La dernière fois, on nous a reçus sur le trottoir, maintenant, c’est dans le hall. On progresse ! 

Finalement, Stéphane Pain, directeur de cabinet de la DSDEN 93, sort d’un ascenseur et s’excuse pour l’attente. La délégation de Tabarly ne sera pas reçue dans les bureaux aujourd’hui. « Il y a deux ans, le directeur de cabinet de l’époque, Benoît Burille, nous avait accueilli sur le trottoir », se souvient Laure. « Cette fois, on est dans le hall, on progresse ! », ironise-t-elle. La DSDEN a répondu à la direction de l’établissement le matin par mail, rassure Stéphane Pain. Le directeur de cabinet s’engage à recevoir le collège en juin.

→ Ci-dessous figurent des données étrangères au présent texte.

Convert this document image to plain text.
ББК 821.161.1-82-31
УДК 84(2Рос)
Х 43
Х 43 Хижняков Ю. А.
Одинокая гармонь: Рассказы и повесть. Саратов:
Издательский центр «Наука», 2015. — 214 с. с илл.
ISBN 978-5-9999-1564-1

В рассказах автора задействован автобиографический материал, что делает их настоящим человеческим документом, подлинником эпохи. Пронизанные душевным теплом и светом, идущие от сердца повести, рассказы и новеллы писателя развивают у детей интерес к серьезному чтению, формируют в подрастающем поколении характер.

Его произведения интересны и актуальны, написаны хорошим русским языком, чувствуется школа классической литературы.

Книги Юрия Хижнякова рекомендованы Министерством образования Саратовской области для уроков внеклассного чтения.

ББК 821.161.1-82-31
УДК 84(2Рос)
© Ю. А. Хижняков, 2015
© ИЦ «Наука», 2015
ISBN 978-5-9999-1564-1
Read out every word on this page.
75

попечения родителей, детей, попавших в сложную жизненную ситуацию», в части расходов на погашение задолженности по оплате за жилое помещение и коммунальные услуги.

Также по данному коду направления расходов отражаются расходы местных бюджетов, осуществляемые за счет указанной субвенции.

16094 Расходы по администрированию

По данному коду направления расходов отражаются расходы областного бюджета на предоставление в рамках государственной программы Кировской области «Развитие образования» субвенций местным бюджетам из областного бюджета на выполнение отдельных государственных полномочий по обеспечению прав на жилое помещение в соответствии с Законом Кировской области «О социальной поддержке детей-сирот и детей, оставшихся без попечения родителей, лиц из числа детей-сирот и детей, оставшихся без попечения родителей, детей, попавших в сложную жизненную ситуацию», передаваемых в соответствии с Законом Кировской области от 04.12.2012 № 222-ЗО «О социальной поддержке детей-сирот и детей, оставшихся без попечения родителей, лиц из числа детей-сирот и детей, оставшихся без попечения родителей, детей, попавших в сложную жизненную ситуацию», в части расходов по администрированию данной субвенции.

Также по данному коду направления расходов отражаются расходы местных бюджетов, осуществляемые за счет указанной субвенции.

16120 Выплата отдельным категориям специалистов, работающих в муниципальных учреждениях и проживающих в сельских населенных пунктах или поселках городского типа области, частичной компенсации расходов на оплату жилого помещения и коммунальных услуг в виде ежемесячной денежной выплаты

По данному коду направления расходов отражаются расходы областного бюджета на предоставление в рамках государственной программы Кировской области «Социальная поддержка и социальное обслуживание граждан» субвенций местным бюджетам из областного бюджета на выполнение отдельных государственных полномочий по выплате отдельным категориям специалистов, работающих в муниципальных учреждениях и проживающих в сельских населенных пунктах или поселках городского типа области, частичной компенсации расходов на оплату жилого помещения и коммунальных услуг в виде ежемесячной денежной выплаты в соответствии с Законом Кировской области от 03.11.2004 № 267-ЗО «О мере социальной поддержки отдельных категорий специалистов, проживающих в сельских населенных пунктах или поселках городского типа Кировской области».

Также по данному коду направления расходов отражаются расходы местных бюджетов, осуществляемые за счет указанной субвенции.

Ce sera l’occasion d’évoquer les problématiques communes à tant d’établissements de Seine-Saint-Denis. « Ma fille n’a pas eu de cours de musique depuis novembre », témoigne Laetitia, mère FCPE d’Éric-Tabarly. « Et notre infirmière, partie en congés maternité, n’est toujours pas remplacée ».

Mobilisation terminée pour aujourd’hui. Une heure et huit minutes se sont écoulées entre le déploiement de la banderole et l’arrivée de Stéphane Pain. La prochaine fois que l’équipe de Tabarly viendra à la DSDEN 93, il n’y aura pas de policiers.